The government’s second objective was to attempt to devalue an accumulated history of struggles by designing a new and artificial “rift” built with metal gates. The power of the photograph of a completely full and green plaza on June [3] was the prelude of this current of opinion, sensitivity, and capacity for street mobilization that took over the city once again. 3 They attempted to stop that image from being repeated. And the movement took the shape of a silver and green serpentine that took over avenues, making the night shine and tremble with fires here and there, glitter lighting up faces, and blankets covering the asphalt.
This massive overflow dismantled the pathetic choreography of the government. There were thousands and thousands of us coming and going. We were determined to stay and that was not a problem. To take over the night was to un-know the temporality of the clock. The state of vigil was a mix of the state of alert that the feminist movement has been asserting in response to the threads of violence against women’s bodies and the joy of being together that gathers us together in a collective body and warm us up.

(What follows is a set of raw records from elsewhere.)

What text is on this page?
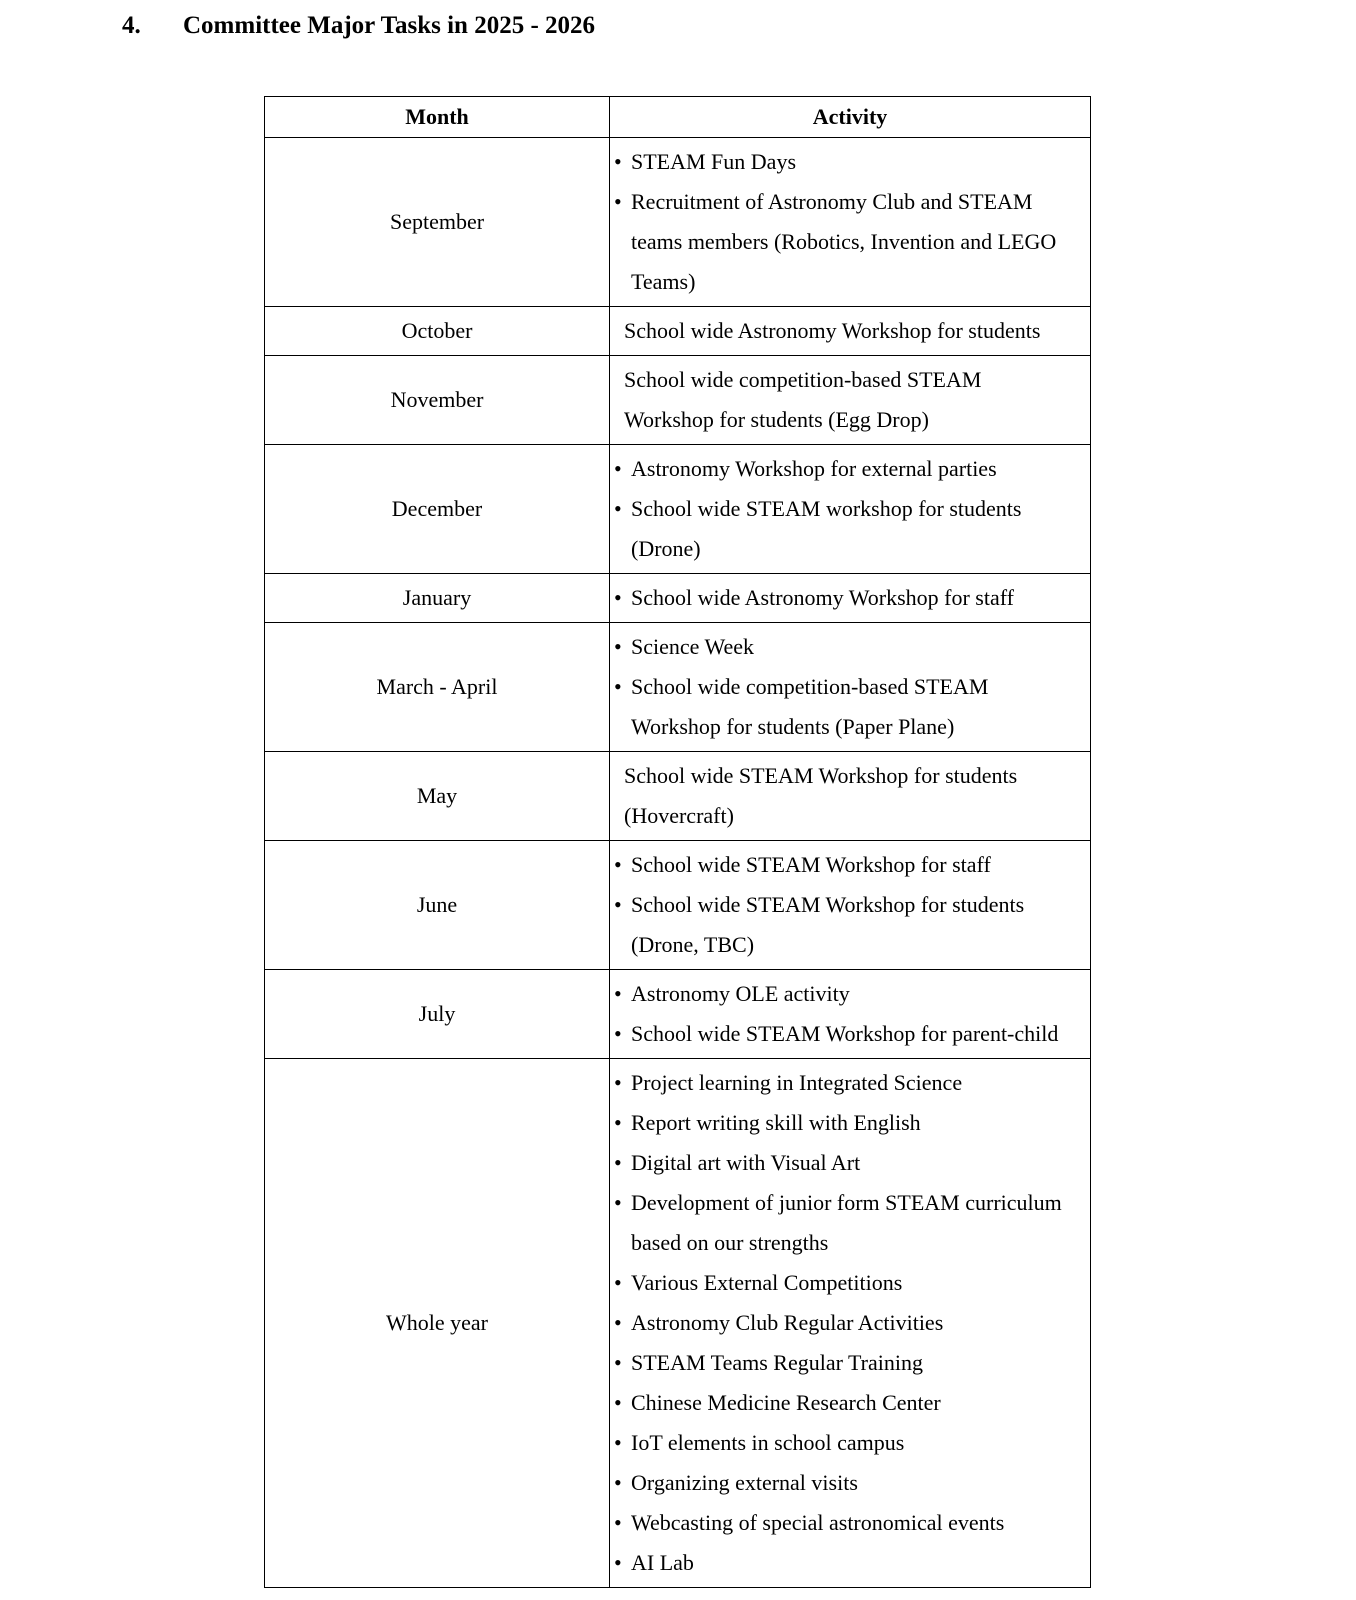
4.	Committee Major Tasks in 2025 - 2026
Month	Activity
September	• STEAM Fun Days
• Recruitment of Astronomy Club and STEAM teams members (Robotics, Invention and LEGO Teams)

October	School wide Astronomy Workshop for students

November	School wide competition-based STEAM Workshop for students (Egg Drop)

December	• Astronomy Workshop for external parties
• School wide STEAM workshop for students (Drone)

January	• School wide Astronomy Workshop for staff

March - April	• Science Week
• School wide competition-based STEAM Workshop for students (Paper Plane)

May	School wide STEAM Workshop for students (Hovercraft)

June	• School wide STEAM Workshop for staff
• School wide STEAM Workshop for students (Drone, TBC)

July	• Astronomy OLE activity
• School wide STEAM Workshop for parent-child

Whole year	
• Project learning in Integrated Science
• Report writing skill with English
• Digital art with Visual Art
• Development of junior form STEAM curriculum based on our strengths
• Various External Competitions
• Astronomy Club Regular Activities
• STEAM Teams Regular Training
• Chinese Medicine Research Center
• IoT elements in school campus
• Organizing external visits
• Webcasting of special astronomical events
• AI Lab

There is no going back. In that mode of producing care by taking over the street. There is no going back. In the glowing looks of youth who know that occupying the streets is the real way of doing politics and where all bodies matter. There is no going back. Because we opened a crack in the future which they want to rob us of through foreign debt and multiple forms of private debt, as if they were a gag over our everyday lives. There is no going back because we made a hole in what is normalizing. Because in these massive parties with which we are making histories, we are creating new forms of collective existence. We have a “we.” We have each other. And our truth is that we are not alone.